The European desire to increase LNG imports will almost certainly have to come in the short-term by drawing cargoes away from Asia, but this can only be achieved to a certain extent as LNG is deeply embedded in Asian energy systems. Japan, South Korea and Taiwan all depend on LNG for baseload power generation, while China has emerged as the largest LNG market in the world. The nightmare scenario for both Europe and Asia is a cold northern hemisphere winter this year, which would be likely to push global LNG supply to its absolute limits.
However, the REPowerEU plan relies on more than additional gas supply. The plan has three main components, the first of which is energy savings. Increased efficiency and electrification in the residential and industrial sectors are expected to save the equivalent of 49bn m3 of gas, while behavioural change on the part of citizens – in effect turning down the thermostat – is expected to deliver savings of an additional 10bn m3.
Increased renewable electricity generation from wind and solar are expected to displace 21bn m3 of gas demand. Fuel displacement accounts for 104bn m3, broken down as 10bn m3 additional pipeline gas, 50bn m3 additional LNG imports, 17bn m3 biomethane and the displacement of 27bn m3 of gas by hydrogen and ammonia, the bulk of which is to be imported (10mn tons versus 4mn tons of domestic production), all to be achieved by 2030.
Target uncertainties
Each of these elements has its uncertainties. Green hydrogen production costs need to fall a long way to become commercial, implying a heavy subsidy burden to develop markets for such an expensive fuel. Would-be importers face significant investment risk before a functioning domestic EU hydrogen market becomes a reality.
The wind turbine supply chain is already stretched and the REPowerEU plan is notable for raising the EU’s renewable energy target from 40% to 45%, but without mentioning any targeted increase for wind. The reason is that current deployment rates are only about 60% of that required to meet the 40% target, let alone 45%. The focus in the new plan, therefore, falls on hopefully more realisable targets for solar capacity.
Efficiency savings including behavioural change are real wild cards. Can citizens really be persuaded to turn down their thermostats en masse?
More broadly, there is little doubt that high gas prices will have a significant demand dampening effect, but the role played by gas-fired generation in forming prices in the EU’s wholesale electricity markets means the substitution effect in terms of electrification, on which the REPowerEU plan depends, may well be undermined or at least retarded by high electricity prices.
A realistic assessment suggests a number of the elements of the REPowerEU plan will not deliver their targets. What then?
The plan itself recognises that a lack of natural gas will likely mean an extended period of coal use and delays to nuclear phase outs.
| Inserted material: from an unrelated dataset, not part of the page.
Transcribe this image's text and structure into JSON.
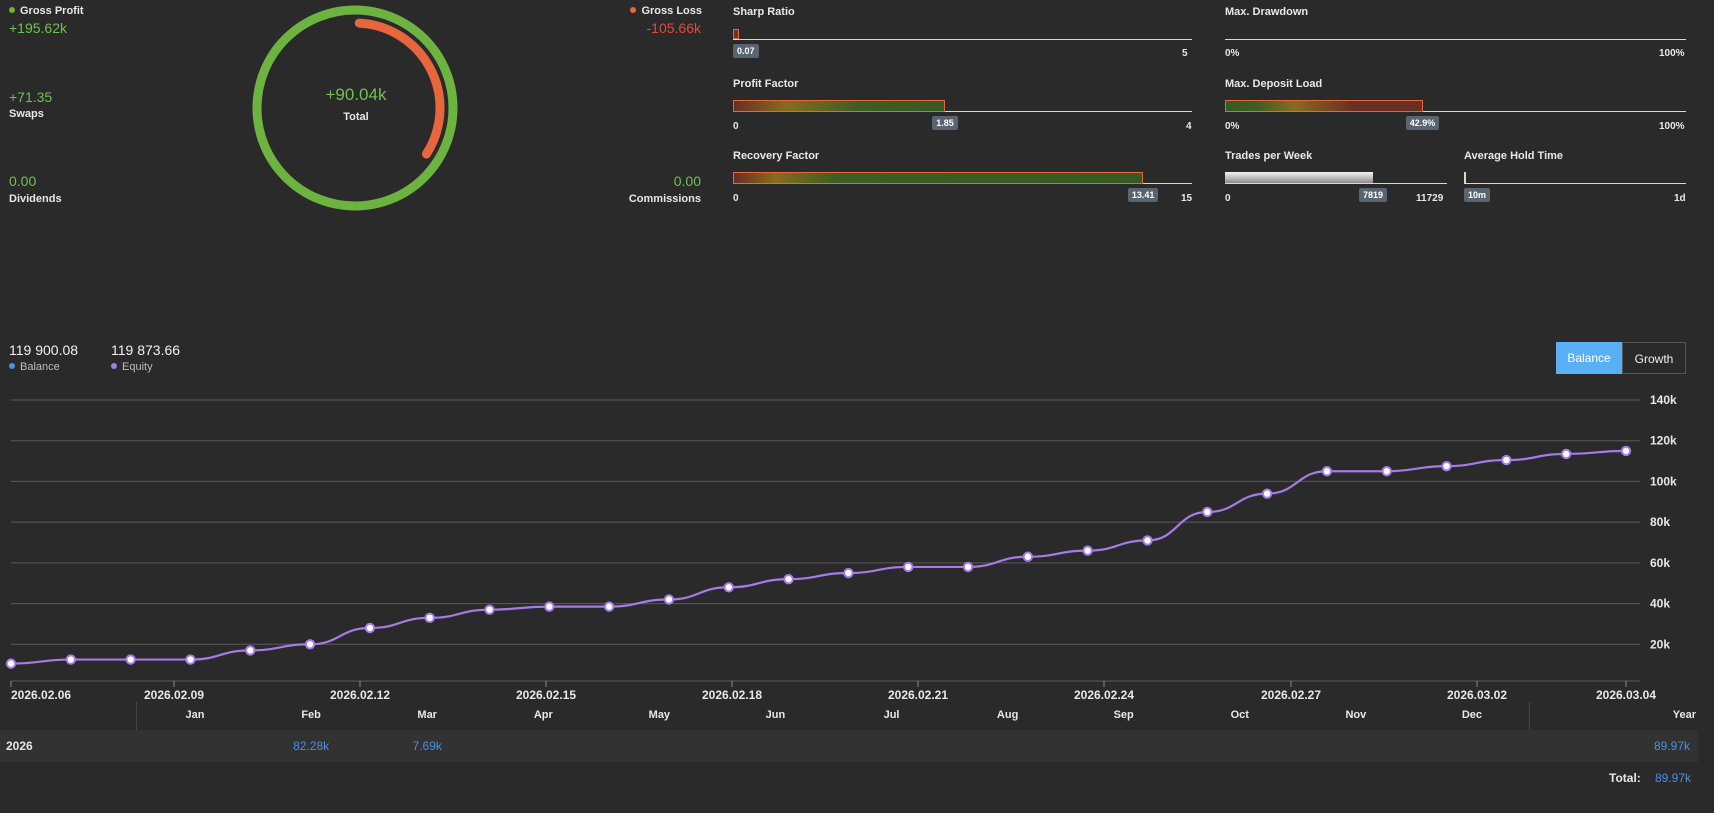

Reducing gas use before coal makes little environmental sense, so in the event of fewer efficiency savings than expected and less displacement by renewables and green hydrogen/ammonia, the EU needs to ensure that the infrastructure is there to provide Europe with gas in the approach to 2030 when the LNG market will be better placed to deliver it at more affordable prices. In short, limiting the extent and duration of a recourse to coal is likely dependent on gas transmission system investment today.